Im A Celeb row leaves cast and viewers facing the human cost behind the chaos

In the tense aftermath of im a celeb, the conversation has shifted from spectacle to strain. What began as a televised clash between Adam Thomas and Jimmy Bullard is now being described by Craig Charles as something that went far beyond entertainment, with emotional fallout that reached the finalists and continued long after the cameras stopped rolling.
What did Craig Charles say about the row on Im A Celeb?
Craig Charles said the row between Thomas and Bullard was “deeply traumatic” and argued that the broadcast had been softened. Speaking ahead of the live finale on Friday, Charles appeared alongside Mo Farah and Harry Redknapp and defended the finalists from the response that followed the series. He said the three were not aware Thomas was being bullied and claimed the situation had damaged reputations.
Charles said the dispute with Bullard was “un-broadcastable” in its raw form and described Thomas as becoming very aggressive. He also said the show’s off-screen attention had changed the way viewers understood the final days in camp. In his view, what many saw as banter later looked different, especially after the final morning when he felt the atmosphere had crossed a line.
Why has the fallout from Im A Celeb spread beyond the jungle?
The dispute has widened because the emotional impact did not end with the episode. Charles said the finalists, including Mo Farah and Harry Redknapp, faced “dog’s abuse” on social media after the series. He linked that response to what he saw as reputational damage, saying people had piled criticism onto those involved without seeing the full context of the camp dynamics.
Thomas later spoke about the pressure himself.

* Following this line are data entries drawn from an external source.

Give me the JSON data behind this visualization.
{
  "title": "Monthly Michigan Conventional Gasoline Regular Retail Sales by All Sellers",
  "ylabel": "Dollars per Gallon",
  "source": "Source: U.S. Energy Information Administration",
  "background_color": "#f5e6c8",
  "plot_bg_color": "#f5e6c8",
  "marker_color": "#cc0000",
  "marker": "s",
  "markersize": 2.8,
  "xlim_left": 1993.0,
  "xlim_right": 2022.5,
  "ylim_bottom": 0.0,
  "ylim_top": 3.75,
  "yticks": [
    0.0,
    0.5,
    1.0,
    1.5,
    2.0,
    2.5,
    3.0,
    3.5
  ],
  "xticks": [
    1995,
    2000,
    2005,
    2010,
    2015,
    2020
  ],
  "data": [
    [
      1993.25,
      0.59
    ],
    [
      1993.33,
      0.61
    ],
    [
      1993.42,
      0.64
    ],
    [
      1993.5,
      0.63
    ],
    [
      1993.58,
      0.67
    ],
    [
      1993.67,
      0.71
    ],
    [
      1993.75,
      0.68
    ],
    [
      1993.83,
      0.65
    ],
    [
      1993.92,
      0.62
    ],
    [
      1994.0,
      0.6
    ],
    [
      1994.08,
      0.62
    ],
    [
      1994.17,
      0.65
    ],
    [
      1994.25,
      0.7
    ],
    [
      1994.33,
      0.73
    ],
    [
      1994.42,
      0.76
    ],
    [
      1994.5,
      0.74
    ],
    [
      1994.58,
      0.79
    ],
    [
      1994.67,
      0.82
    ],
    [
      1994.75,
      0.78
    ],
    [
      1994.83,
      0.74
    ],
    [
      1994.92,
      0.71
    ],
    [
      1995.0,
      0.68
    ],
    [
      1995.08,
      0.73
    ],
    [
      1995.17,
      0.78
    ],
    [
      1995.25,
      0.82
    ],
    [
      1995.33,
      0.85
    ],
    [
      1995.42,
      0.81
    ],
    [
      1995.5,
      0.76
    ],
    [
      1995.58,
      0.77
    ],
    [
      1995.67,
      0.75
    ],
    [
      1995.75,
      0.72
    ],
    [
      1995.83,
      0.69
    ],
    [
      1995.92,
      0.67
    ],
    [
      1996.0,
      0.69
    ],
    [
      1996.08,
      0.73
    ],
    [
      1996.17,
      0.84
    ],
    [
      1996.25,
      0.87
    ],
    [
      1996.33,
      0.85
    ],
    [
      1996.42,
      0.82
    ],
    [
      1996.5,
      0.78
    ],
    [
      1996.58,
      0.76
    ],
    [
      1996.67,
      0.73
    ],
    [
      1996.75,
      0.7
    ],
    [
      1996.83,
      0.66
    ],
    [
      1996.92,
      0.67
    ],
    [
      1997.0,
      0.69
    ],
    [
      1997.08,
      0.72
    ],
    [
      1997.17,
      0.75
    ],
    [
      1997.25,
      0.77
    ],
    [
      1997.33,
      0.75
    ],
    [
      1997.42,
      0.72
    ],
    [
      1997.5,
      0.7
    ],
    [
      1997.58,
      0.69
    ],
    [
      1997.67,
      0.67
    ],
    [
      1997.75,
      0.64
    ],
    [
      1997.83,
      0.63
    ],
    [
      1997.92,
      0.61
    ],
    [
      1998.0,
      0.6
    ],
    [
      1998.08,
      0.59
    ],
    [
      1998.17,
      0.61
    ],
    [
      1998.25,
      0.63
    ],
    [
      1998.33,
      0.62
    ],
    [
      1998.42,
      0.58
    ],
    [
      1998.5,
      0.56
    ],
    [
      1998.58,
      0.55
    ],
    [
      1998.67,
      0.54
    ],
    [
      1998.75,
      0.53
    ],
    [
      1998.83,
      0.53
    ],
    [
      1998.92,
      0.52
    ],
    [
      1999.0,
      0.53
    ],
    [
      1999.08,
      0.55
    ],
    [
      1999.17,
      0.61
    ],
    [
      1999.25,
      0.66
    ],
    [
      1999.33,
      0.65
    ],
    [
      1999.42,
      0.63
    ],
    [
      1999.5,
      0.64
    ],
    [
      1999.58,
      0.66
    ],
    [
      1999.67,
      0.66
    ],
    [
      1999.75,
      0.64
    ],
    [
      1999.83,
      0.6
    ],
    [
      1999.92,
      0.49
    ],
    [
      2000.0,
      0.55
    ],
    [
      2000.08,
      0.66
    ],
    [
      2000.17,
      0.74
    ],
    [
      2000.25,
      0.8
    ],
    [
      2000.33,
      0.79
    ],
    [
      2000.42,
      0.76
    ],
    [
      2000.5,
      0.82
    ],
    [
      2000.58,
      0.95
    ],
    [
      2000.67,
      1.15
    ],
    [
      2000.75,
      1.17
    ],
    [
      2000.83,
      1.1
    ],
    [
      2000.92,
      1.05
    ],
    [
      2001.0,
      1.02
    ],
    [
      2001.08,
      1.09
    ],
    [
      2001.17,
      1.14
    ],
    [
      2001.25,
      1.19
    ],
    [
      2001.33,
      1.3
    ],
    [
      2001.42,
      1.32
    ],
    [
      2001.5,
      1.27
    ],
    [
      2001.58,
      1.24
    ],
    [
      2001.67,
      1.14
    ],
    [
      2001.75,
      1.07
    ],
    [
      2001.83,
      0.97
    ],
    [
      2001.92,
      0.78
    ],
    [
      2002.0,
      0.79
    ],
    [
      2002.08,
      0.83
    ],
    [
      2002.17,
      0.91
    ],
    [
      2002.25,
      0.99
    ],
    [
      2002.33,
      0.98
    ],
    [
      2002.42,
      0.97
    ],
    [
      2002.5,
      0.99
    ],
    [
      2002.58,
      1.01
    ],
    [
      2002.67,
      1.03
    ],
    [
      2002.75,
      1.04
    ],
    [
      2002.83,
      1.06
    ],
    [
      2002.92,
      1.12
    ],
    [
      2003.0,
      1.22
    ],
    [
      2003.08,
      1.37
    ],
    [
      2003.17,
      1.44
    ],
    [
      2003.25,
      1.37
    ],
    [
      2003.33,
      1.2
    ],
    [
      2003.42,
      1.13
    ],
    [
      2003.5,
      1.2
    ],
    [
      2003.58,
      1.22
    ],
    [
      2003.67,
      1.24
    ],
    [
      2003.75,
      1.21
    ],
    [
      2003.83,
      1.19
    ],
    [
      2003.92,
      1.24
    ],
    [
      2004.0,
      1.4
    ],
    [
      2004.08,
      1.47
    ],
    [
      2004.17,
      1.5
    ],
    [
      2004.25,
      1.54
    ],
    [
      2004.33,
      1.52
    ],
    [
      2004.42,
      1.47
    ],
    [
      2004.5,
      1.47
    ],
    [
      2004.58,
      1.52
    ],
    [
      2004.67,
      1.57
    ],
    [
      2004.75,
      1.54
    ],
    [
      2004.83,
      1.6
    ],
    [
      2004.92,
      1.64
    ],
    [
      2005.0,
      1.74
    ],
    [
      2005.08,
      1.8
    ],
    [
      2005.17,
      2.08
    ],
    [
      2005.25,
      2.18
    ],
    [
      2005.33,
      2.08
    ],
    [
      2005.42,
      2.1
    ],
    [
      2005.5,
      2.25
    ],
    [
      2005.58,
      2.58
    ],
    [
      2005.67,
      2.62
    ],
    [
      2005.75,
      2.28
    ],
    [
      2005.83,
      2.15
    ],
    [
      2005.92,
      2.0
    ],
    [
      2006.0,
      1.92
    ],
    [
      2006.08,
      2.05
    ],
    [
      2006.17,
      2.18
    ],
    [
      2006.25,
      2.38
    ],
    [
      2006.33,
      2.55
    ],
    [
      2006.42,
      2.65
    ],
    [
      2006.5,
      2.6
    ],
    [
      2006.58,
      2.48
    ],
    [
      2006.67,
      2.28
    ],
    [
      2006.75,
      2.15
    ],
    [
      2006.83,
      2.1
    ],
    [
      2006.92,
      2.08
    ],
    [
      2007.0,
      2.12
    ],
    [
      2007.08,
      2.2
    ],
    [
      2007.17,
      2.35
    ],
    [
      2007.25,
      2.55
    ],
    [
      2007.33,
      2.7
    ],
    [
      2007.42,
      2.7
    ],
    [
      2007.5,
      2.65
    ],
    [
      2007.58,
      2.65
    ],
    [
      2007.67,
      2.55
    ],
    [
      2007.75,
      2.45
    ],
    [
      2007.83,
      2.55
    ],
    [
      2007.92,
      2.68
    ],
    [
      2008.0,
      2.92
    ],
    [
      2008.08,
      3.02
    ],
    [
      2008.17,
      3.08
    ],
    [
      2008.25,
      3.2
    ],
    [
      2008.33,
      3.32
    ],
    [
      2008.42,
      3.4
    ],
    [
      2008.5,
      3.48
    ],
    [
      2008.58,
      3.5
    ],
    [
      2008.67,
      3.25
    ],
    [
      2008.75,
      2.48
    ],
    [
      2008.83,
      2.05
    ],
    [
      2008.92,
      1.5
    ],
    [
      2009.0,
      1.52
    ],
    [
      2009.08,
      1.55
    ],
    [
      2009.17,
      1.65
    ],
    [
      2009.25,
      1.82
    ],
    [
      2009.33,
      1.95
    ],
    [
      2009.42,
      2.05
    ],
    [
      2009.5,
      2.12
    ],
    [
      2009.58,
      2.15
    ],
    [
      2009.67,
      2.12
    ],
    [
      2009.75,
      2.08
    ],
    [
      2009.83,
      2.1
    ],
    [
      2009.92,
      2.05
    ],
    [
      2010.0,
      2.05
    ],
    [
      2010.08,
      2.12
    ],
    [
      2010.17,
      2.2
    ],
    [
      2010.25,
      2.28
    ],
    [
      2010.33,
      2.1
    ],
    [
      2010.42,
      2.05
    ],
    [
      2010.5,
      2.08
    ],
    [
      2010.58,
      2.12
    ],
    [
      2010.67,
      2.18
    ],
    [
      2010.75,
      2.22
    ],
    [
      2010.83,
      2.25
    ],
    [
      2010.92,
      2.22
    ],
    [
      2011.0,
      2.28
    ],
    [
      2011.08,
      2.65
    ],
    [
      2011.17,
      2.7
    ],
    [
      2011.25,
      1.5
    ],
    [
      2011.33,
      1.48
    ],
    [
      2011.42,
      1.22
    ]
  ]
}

On his brothers Scott and Ryan’s podcast, he said he went to therapy after a “tough time with one of the campmates” pushed him to “breaking point. ” That admission added another layer to a story that has increasingly been framed not just as reality television drama, but as a personal experience with lasting consequences.
How did Jimmy Bullard explain his decision to quit?
Bullard has also addressed the decision that set the confrontation in motion. He said he left the series despite knowing it would also send home Thomas, and he admitted to struggling with how hard he found the show. Speaking after his exit, he said letting Thomas down was “a killer” and described him as “my boy, ” adding that they had “the craic” from the start.
He said the choice was shaped partly by wanting to be with his parents, explaining that his father was not well. Bullard also said that being seen as outgoing did not mean someone was ready for the trials and pressure of the camp. In his telling, the decision was less about conflict than about reaching a point where he could not continue.
What does this row reveal about the pressure inside reality TV?
The comments from Charles and Bullard point to a larger truth about reality television: the public sees edited scenes, but the people inside the camp live the tension in full. Charles said the production had a duty of care and that the internal dynamics were not obvious at the time. He argued that the audience saw banter until the final day, when the mood looked different to him.
That gap between what is shown and what is felt has become central to how this story is being understood. The row between Thomas and Bullard, the confrontation with David Haye, and the later therapy admission all suggest a contest that carried a human cost beyond the competition itself. For the finalists, the ending was not just a broadcast moment but a public reckoning.
As the finale approached, Charles returned to the memory of laughter in camp and the sense that the experience had been one of the best times in his life before the social media backlash took hold. That is the lingering tension around im a celeb: a show built on performance can still leave real emotional scars, and the audience is left to decide how much of the story was ever visible at all.